Oggi sono tornata da qualche giorno di vacanza, carica di soddisfazioni.
L’albergo aveva la piscina e io non mi sono tirata indietro.
C’era mia madre ed era la prima volta da tanto tempo che mi vedeva nuotare.
Io sono scesa in acqua e ho cominciato con quello che so fare: braccia a rana e gambe a stile.
Poi mi sono detta: “Conviene esercitarmi anche con quello che so fare meno, lo stile libero”.
Non mi sono sentita osservata, né giudicata, così sono riuscita a nuotare senza troppa fatica.
Non sono stata nemmeno stata tormentata da voci ostili e la libertà interiore mi ha regalato un po’ di sprint.
Mia madre è rimasta stupefatta, quasi non mi riconosceva.
“È mia figlia quella?”
Secondo lei mi denigro troppo.
“Considera il punto di partenza, prima nuotavi a cagnolino senza nemmeno mettere la testa sott’acqua”.
Forse ha ragione lei, dovrei puntare di più sull’autostima.
Qui però non sono stata in competizione con nessuno.
Non vedevo i miei compagni di corso passare tra i mediani, mentre io rimanevo tra i principianti.
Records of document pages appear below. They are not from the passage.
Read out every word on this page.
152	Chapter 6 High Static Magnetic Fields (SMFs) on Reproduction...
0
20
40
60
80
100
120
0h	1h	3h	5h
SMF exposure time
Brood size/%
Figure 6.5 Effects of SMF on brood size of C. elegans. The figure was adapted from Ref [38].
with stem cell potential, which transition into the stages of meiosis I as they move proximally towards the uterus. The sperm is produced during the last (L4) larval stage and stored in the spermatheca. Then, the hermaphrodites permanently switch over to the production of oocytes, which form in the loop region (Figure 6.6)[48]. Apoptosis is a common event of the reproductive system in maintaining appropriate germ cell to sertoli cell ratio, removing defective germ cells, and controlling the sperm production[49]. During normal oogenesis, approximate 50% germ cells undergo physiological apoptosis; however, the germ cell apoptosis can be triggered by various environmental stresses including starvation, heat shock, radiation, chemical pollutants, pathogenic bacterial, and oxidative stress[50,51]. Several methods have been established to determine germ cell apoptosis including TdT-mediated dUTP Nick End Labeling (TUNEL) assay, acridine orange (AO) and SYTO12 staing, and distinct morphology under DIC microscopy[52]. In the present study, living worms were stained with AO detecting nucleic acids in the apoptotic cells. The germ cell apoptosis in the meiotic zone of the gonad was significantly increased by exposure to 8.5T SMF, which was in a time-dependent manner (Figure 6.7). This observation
L’unica sfida è stata con me stessa e così non mi è più sembrato di fare sforzi inutili.
Chi c’era però a giudicarmi durante il corso di nuoto?
L’istruttore mi correggeva, ma avevo più paura di quello che poteva pensare di me che non della realtà.
Temevo mi guardasse come l’imbranata del corso, impegnata in una sorta di accanimento terapeutico.
I pensieri che gli attribuivo però erano i miei.
Mie le paure, miei i giudizi più duri.
Perché alla fine il peggior giudice di te stesso sei sempre tu.
Per la prima volta nella piscina dell’albergo sono stata fiera dei miei progressi.
Lo ero così tanto che avrei voluto telefonare a papà per raccontarglielo, anche se non c’è più.
Lui aveva tentato di insegnarmi a nuotare, quindi voglio credere che da lassù mi abbia visto e sia fiero di me.
È il desiderio di ogni bambino in fondo, che i genitori siano orgogliosi di lui.
Così almeno è stato per me e diventando adulta non ho mai smesso di pensarla così.